From cups to car parts, the spring melt has revealed all kinds of trash littering Regina’s roadways.
Seventy-five city workers are rolling out this week to tackle the most cluttered areas.
“We spend about $300,000 on litter control every year, and that seems to be increasing,” Regina’s director of parks and open spaces Ray Morgan said. “It’s 100 per cent preventable.
The city says littering is a tough bylaw to enforce.
Fines can reach as high as $2,000 for an individual, or $5,000 for a corporation. Despite the tough penalty, not a single littering fine was issued last year.
That’s not the only hit wallets can take- it will also run you $120 for parking in a marked street cleaning zone.
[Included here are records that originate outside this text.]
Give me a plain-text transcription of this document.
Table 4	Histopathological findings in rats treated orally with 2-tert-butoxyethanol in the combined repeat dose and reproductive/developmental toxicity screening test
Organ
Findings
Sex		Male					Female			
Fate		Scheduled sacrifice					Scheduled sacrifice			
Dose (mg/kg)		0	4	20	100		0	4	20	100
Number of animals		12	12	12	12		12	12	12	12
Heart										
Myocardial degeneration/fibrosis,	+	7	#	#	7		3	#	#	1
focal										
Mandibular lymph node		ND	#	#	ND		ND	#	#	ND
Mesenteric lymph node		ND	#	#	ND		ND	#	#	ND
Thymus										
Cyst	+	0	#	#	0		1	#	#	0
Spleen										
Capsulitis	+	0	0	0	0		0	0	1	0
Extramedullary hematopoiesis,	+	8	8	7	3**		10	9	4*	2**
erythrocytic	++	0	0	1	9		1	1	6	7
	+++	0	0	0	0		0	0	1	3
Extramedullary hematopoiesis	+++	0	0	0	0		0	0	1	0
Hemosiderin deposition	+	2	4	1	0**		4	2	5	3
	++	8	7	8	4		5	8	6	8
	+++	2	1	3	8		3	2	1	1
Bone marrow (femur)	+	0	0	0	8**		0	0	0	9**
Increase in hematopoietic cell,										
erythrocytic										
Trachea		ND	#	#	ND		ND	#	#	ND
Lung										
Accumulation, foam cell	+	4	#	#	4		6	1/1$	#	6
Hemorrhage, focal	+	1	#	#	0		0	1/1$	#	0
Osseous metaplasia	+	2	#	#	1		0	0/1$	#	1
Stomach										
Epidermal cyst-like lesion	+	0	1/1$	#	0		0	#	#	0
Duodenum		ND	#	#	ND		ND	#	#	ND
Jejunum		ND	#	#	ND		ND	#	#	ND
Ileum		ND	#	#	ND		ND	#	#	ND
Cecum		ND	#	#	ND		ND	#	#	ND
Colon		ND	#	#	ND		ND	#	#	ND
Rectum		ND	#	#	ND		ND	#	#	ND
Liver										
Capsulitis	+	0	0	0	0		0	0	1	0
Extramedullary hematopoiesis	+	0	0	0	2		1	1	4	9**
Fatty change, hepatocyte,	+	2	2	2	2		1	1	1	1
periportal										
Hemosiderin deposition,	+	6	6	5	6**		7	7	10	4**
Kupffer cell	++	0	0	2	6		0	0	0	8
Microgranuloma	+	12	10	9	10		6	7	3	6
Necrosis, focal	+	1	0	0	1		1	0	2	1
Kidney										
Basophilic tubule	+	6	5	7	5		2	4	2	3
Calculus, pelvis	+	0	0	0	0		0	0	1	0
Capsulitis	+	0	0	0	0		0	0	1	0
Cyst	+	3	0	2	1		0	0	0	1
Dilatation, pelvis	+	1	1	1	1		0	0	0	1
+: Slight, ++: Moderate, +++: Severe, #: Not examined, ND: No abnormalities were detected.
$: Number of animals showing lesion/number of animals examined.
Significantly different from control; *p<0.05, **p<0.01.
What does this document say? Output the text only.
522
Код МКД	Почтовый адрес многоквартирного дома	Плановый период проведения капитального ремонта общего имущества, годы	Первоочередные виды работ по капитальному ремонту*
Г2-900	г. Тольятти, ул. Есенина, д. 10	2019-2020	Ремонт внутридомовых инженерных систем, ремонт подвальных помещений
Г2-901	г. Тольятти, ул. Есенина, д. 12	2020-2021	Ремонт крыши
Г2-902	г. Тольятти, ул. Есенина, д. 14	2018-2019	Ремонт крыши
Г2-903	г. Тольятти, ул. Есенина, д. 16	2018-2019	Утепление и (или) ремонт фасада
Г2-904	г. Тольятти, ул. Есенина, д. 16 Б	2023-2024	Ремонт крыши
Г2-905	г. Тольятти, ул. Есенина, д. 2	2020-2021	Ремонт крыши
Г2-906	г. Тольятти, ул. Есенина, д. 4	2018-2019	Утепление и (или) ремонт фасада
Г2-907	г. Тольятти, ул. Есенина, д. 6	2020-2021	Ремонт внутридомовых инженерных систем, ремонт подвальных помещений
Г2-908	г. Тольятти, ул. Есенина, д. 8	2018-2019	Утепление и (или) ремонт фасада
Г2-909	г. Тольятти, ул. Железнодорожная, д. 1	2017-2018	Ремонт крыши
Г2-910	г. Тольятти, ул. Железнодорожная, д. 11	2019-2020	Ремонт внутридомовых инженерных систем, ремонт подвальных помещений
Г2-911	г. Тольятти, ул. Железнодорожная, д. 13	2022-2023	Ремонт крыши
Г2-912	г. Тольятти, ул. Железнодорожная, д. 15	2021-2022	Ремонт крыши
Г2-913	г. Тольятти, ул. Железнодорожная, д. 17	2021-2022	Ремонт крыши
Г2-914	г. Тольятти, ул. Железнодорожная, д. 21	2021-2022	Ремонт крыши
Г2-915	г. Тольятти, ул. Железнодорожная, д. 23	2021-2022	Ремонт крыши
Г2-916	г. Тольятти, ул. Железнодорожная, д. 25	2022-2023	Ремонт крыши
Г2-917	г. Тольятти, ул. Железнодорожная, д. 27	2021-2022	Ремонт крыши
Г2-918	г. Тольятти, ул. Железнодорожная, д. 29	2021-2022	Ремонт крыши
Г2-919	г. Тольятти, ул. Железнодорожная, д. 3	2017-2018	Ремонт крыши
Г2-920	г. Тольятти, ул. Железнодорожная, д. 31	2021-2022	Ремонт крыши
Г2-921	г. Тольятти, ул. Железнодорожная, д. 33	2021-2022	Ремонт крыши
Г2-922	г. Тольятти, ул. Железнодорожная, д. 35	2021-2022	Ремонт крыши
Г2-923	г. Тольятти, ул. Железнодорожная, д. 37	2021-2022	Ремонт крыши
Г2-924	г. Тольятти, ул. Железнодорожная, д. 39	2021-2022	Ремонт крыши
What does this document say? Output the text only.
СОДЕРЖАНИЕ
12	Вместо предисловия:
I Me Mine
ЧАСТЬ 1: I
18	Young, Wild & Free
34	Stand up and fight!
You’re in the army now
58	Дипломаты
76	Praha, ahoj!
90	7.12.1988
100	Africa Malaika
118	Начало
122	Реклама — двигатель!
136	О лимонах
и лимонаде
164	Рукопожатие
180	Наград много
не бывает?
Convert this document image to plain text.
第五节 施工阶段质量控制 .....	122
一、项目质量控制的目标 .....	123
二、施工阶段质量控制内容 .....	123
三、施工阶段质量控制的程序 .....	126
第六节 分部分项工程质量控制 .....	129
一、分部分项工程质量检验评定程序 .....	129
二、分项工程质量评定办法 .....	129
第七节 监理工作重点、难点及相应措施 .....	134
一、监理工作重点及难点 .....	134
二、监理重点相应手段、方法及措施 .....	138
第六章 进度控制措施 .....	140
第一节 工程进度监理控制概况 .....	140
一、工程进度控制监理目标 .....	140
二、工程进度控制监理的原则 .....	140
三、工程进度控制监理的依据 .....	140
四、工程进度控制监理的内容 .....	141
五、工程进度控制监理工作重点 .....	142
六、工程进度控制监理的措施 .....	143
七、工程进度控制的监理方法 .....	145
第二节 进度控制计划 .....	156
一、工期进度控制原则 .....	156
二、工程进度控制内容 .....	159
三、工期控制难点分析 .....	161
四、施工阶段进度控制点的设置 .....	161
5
It will take an estimated seven weeks for street sweepers to canvas the city.
“We don’t go back and redo areas once we’ve gone through them,” director of roadways and transportation Norman Kyle said. “It really helps clean up the neighborhood and it’s good for the environment when people move their cars. All that dirt and gravel, we’d like to pick it up before it gets into the city’s storm system and into lakes and rivers.”
Morgan said the city is not looking into adding more garbage cans or signage, instead calling on people to take responsibility for their waste.
“We’d love to spend more resources maintain parks than picking up litter on Ring Road.”